The skirt is preferably formed with vertical slits to allow the bottom edge to flex so as to conform to non-planar brushing surfaces when required.
A vacuum cleaner according to the invention will now be described by way of example with reference to the accompanying drawings in which:
FIG. 1 is a sectional side view of the vacuum cleaner;
FIG. 2 is a bottom plan view of the vacuum cleaner;
FIG. 3 is a side view of one brush head for the vacuum cleaner; and
FIG. 4 is a side view of another brush head for the vacuum cleaner.
Referring to the drawings, a vacuum cleaner housing 10 incorporates various components which are well known, such as a motor 11, a rechargeable battery pack 12, a turbine impeller 13 and a dust-collecting compartment 14. A platform 15 formed in the housing 10 has a planar exposed lower surface 16. A brush head 17 which carries a rectangular shaped array of brush bristles 18 is releasably clipped against the surface 16 in conventional fashion.

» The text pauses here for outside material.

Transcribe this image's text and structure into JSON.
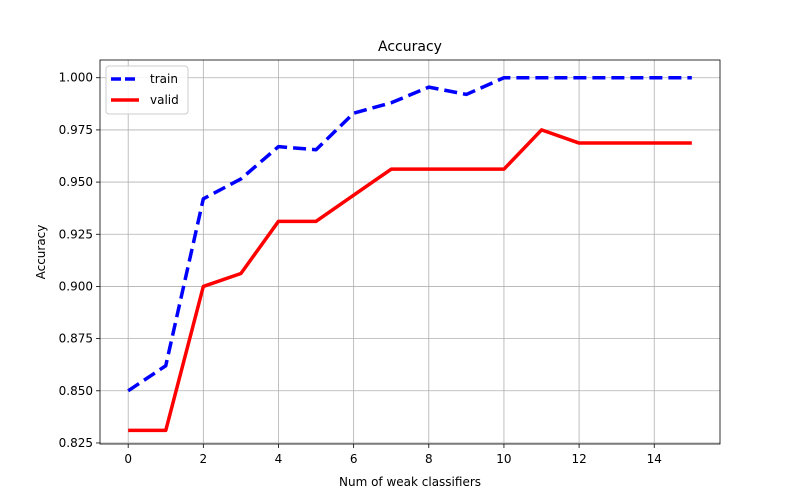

The vacuum cleaner described thus far is well-known and its operation and its characteristics are familiar in the art. In normal use, the vacuum cleaner is manually swept over a brushing surface so that the bristles sweep up dust and debris, which is then drawn into the vacuum cleaner via a central forward inlet 19 in the housing 10. The swept materials are collected in the compartment 14.
Embodiments of the invention include a rectangularly shaped skirt 20 that is attached (or could be integrally formed with) the housing 10 or the head 15 and that extends downwards inside and adjacent the array of bristles 18. A lower peripheral edge 21 of the skirt is positioned for normal sweeping above remote ends of the bristles 18 and the skirt changes little, or does not change generally, the overall characteristics or operation of the vacuum cleaner for normal sweeping. However, the skirt significantly improves the vacuum, or sucking, applied adjacent the swept surface so as to more effectively sweep up the dust and debris disturbed during sweeping. The skirt causes the vacuum to be actually applied relatively close to the swept surface in use and more importantly any flow laterally and through between the bristles 18 is suppressed or significantly reduced. As the bristles are inherently flexible, the vacuum cleaner may be pressed firmly against the swept surface so that the lower peripheral edge of the skirt can press directly against the swept surface to further concentrate the effect of the vacuum (sucking) to remove dust and debris more efficiently.
Vacuum cleaners of the present invention can therefore be used for sweeping in the normal way but have been found to be much more effective in removing the dust and debris because the vacuum created by the impeller 13 is more effectively applied to the swept surface.
The skirt 20 may be made of flexible material such as rubber or plastics that can conform, at least to some extent, to swept surfaces that are non-planar. The lower peripheral edge 21 may be formed with a plurality of narrow slits 22 to allow the skirt to flex more readily and conform to non-planar brushing surfaces when required.
Skirts as described may be provided in like manner for other vacuum cleaners such as “barrel” or “upright” cleaners, where the vacuum cleaner body is not manually carried in use but mounted on wheels or slides. In those cases, a brush head is usually connected to the body by a hose and only the head is manually supported and swept over the brushing surface.
FIG. 3 shows the brush head of FIG. 1 and FIG. 4 shows another form of brush head. The only difference between the heads is that the bristles in FIG. 3 are longer. In each case, the skirt 20 extends well down towards and adjacent the ends of the respective bristles 18. The brush heads both have suitable clips 21 and 22 that releasably engage in cooperating recesses integrally formed in the housing 10, in a manner well-known in the art.